Retail punters have been evident on SPACs that have successfully completed mergers this year, most notably the tie-up of Tether-backed Twenty One. After the US$200m Cantor Equity Partners SPAC agreed the de-SPAC with the bitcoin hoarder in April shares spiked to a high of US$59.75 before moderating to US$24.84.
Valued at US$2.4bn, the Twenty One-CEP tie-up came with US$585m of PIPE funding from the likes of SoftBank and a package of in-kind bitcoin provided by Tether as consideration. Some retail hype is understandable in the case of Twenty One.
American Exceptionalism is a pitch for funding for “four areas [that] ... need substantial capital if the United States is to maintain its position as the most important country on earth and the only global superpower”. They are energy, artificial intelligence, decentralised financing and defence, Palihapitiya says in the filing.
This is a patriotic pitch, even though Palihapitiya was born in Sri Lanka and grew up in Canada before solidifying his roots in Silicon Valley as a senior executive at Facebook.
Santander, the Spanish bank that employs several bankers who used to work at SPAC powerhouse Credit Suisse, is leading the trade.
While it is easy to be cynical about all SPACs, where sponsors win and punters often lose, and particularly so when the pitch is so blatantly to the MAGA crowd, there are obvious merits to aligning financial interests to government ambitions.

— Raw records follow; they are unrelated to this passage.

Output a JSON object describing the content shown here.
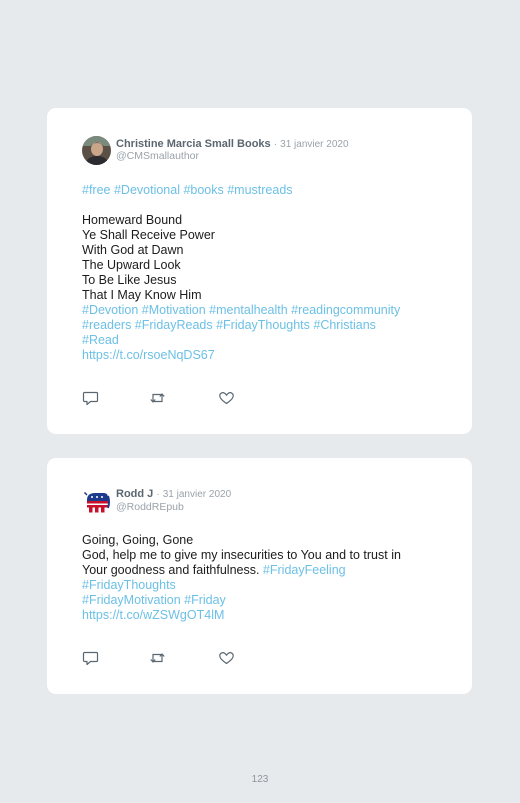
{
  "tweets": [
    {
      "author": "Christine Marcia Small Books",
      "separator": "·",
      "date": "31 janvier 2020",
      "handle": "@CMSmallauthor",
      "avatar_icon": "author-photo-avatar",
      "lines": [
        {
          "text": "#free #Devotional #books #mustreads",
          "style": "tag"
        },
        {
          "text": "",
          "style": "gap"
        },
        {
          "text": "Homeward Bound",
          "style": "text"
        },
        {
          "text": "Ye Shall Receive Power",
          "style": "text"
        },
        {
          "text": "With God at Dawn",
          "style": "text"
        },
        {
          "text": "The Upward Look",
          "style": "text"
        },
        {
          "text": "To Be Like Jesus",
          "style": "text"
        },
        {
          "text": "That I May Know Him",
          "style": "text"
        },
        {
          "text": "#Devotion #Motivation #mentalhealth #readingcommunity",
          "style": "tag"
        },
        {
          "text": "#readers #FridayReads #FridayThoughts #Christians",
          "style": "tag"
        },
        {
          "text": "#Read",
          "style": "tag"
        },
        {
          "text": "https://t.co/rsoeNqDS67",
          "style": "tag"
        }
      ]
    },
    {
      "author": "Rodd J",
      "separator": "·",
      "date": "31 janvier 2020",
      "handle": "@RoddREpub",
      "avatar_icon": "republican-elephant-avatar",
      "lines": [
        {
          "text": "Going, Going, Gone",
          "style": "text"
        },
        {
          "text": "God, help me to give my insecurities to You and to trust in",
          "style": "text"
        },
        {
          "text": "Your goodness and faithfulness. ",
          "style": "text",
          "tag_suffix": "#FridayFeeling"
        },
        {
          "text": "#FridayThoughts",
          "style": "tag"
        },
        {
          "text": "#FridayMotivation #Friday",
          "style": "tag"
        },
        {
          "text": "https://t.co/wZSWgOT4lM",
          "style": "tag"
        }
      ]
    }
  ],
  "actions": [
    "reply-icon",
    "retweet-icon",
    "like-icon"
  ],
  "colors": {
    "hashtag": "#6cc0e6",
    "background": "#e6eaed",
    "name": "#5b6770",
    "meta": "#9aa3aa"
  },
  "page_number": "123"
}
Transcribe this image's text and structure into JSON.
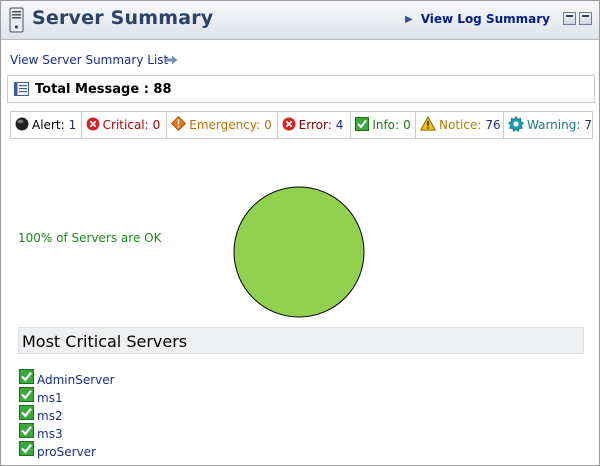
{
  "header": {
    "title": "Server Summary",
    "log_link": "View Log Summary"
  },
  "summary_list_link": "View Server Summary List",
  "total": {
    "label": "Total Message : 88"
  },
  "counts": [
    {
      "label": "Alert:",
      "value": "1",
      "icon": "alert-icon",
      "color": "#000000"
    },
    {
      "label": "Critical:",
      "value": "0",
      "icon": "critical-icon",
      "color": "#b00000"
    },
    {
      "label": "Emergency:",
      "value": "0",
      "icon": "emergency-icon",
      "color": "#c36a00"
    },
    {
      "label": "Error:",
      "value": "4",
      "icon": "error-icon",
      "color": "#8a0000"
    },
    {
      "label": "Info:",
      "value": "0",
      "icon": "info-icon",
      "color": "#1c7a1c"
    },
    {
      "label": "Notice:",
      "value": "76",
      "icon": "notice-icon",
      "color": "#b08000"
    },
    {
      "label": "Warning:",
      "value": "7",
      "icon": "warning-icon",
      "color": "#1a7a8a"
    }
  ],
  "chart_data": {
    "type": "pie",
    "categories": [
      "OK"
    ],
    "values": [
      100
    ],
    "colors": [
      "#92d050"
    ],
    "annotation": "100% of Servers are OK"
  },
  "most_critical": {
    "title": "Most Critical Servers",
    "servers": [
      "AdminServer",
      "ms1",
      "ms2",
      "ms3",
      "proServer"
    ]
  },
  "colors": {
    "title": "#2b4168",
    "link": "#1a2d8a",
    "ok_green": "#1c8a1c",
    "pie_fill": "#92d050"
  }
}
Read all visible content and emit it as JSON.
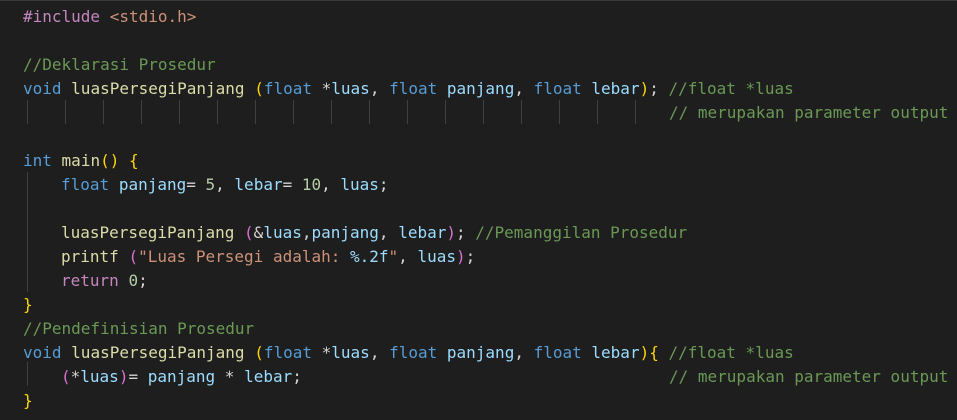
{
  "code": {
    "include_directive": "#include",
    "include_header": "<stdio.h>",
    "comment_declaration": "//Deklarasi Prosedur",
    "kw_void": "void",
    "kw_float": "float",
    "kw_int": "int",
    "kw_return": "return",
    "fn_name": "luasPersegiPanjang",
    "fn_main": "main",
    "fn_printf": "printf",
    "param_luas": "luas",
    "param_panjang": "panjang",
    "param_lebar": "lebar",
    "comment_float_luas": "//float *luas",
    "comment_param_output": "// merupakan parameter output",
    "num_5": "5",
    "num_10": "10",
    "num_0": "0",
    "comment_call": "//Pemanggilan Prosedur",
    "string_part1": "\"Luas Persegi adalah: ",
    "string_format": "%.2f",
    "string_part2": "\"",
    "comment_definition": "//Pendefinisian Prosedur"
  }
}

Palihapitiya, whose SPAC highlights include SoFi Technologies, is bringing extra firepower to American Exceptionalism.
For starters, his new SPAC is structured entirely as common stock, with no warrants. That is 25m shares to be priced at US$10, as opposed to a unit constructed of one share and a fraction of a warrant exercisable post-merger at US$11.50.

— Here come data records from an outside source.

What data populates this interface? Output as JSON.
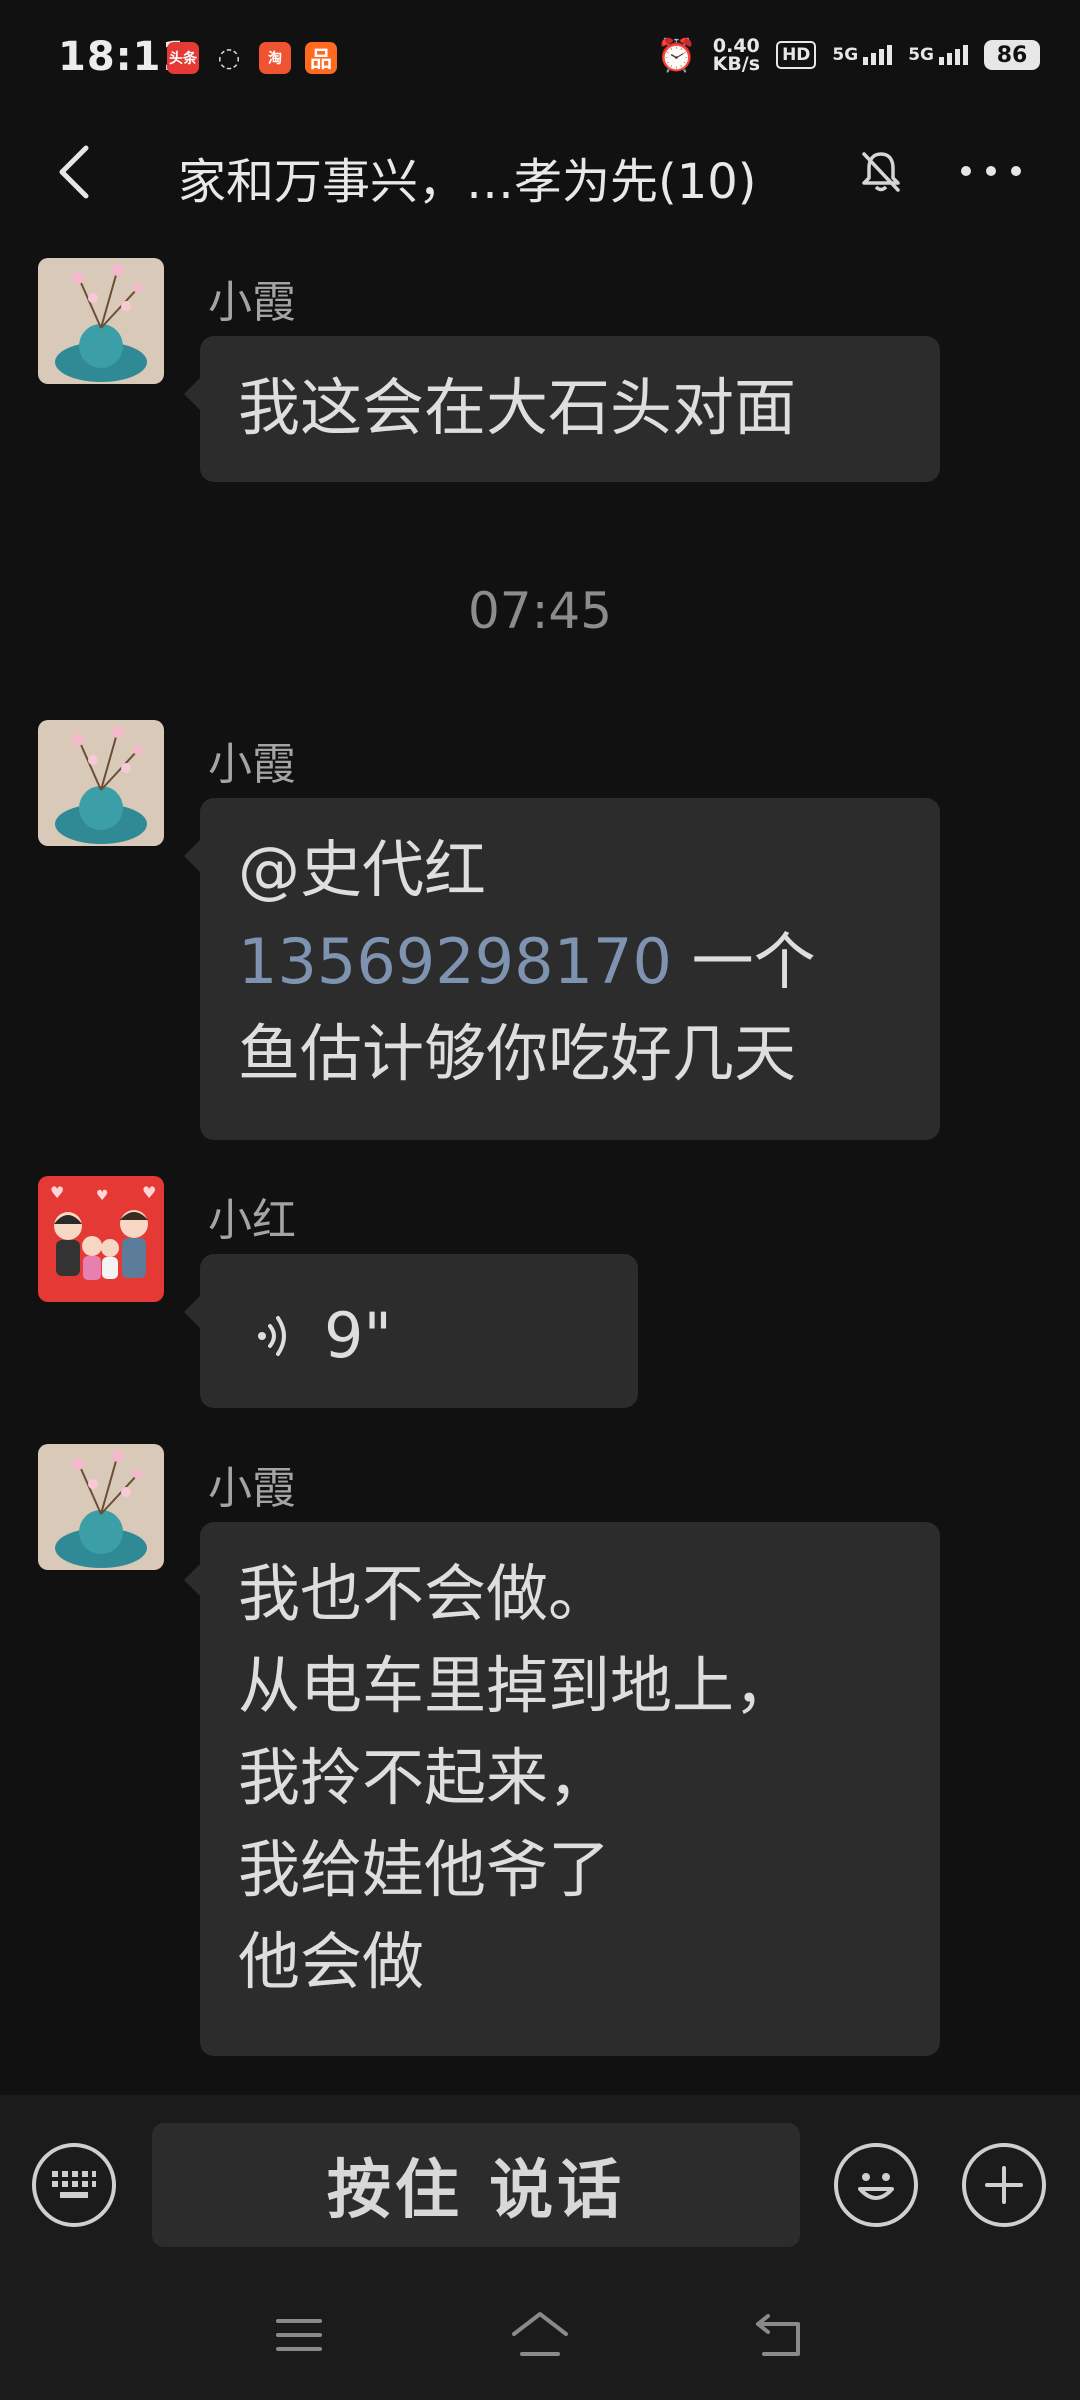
{
  "status_bar": {
    "time": "18:11",
    "app_icons": [
      "头条",
      "◌",
      "淘",
      "品"
    ],
    "net_speed_value": "0.40",
    "net_speed_unit": "KB/s",
    "hd_label": "HD",
    "signal1_label": "5G",
    "signal2_label": "5G",
    "battery": "86"
  },
  "header": {
    "title": "家和万事兴，…孝为先(10)"
  },
  "messages": [
    {
      "sender": "小霞",
      "lines": [
        "我这会在大石头对面"
      ]
    },
    {
      "timestamp": "07:45"
    },
    {
      "sender": "小霞",
      "mention": "@史代红",
      "phone": "13569298170",
      "after_phone": " 一个",
      "line3": "鱼估计够你吃好几天"
    },
    {
      "sender": "小红",
      "voice_duration": "9\""
    },
    {
      "sender": "小霞",
      "lines": [
        "我也不会做。",
        "从电车里掉到地上，",
        "我拎不起来，",
        "我给娃他爷了",
        "他会做"
      ]
    }
  ],
  "input_bar": {
    "hold_to_talk": "按住 说话"
  },
  "colors": {
    "background": "#111111",
    "bubble": "#2c2c2c",
    "phone_link": "#7e93b0"
  }
}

Stock-only SPACs have been done in the past by high-profile sponsors such as Altimeter Capital (Altimeter Growth) and Reid Hoffman (Reinvent Technology Partners Y).
Removing the dilutionary overhang of warrants is beneficial in negotiating a merger.
Through American Exceptionalism, Palihapitiya is seeking to overcome a bigger point of friction that comes from the sponsor promote. Palihapitiya is getting a 30% stake in the IPO for US$25,000.
Dilution to the target shareholder from the promote is a point of contention in mergers and typically negotiated down at the back end.
While the 30% promote is above the 20% stake typical for SPAC sponsors, Palihapitiya only realises gains if shares trade up post-merger. Of the 10.8m founder shares, 3.6m (one-third) vest at prices above US$15, another third above US$17.50, and the final third above US$20.
This is exceptional SPAC structuring, even if the SPAC’s mission won't suit all investor tastes.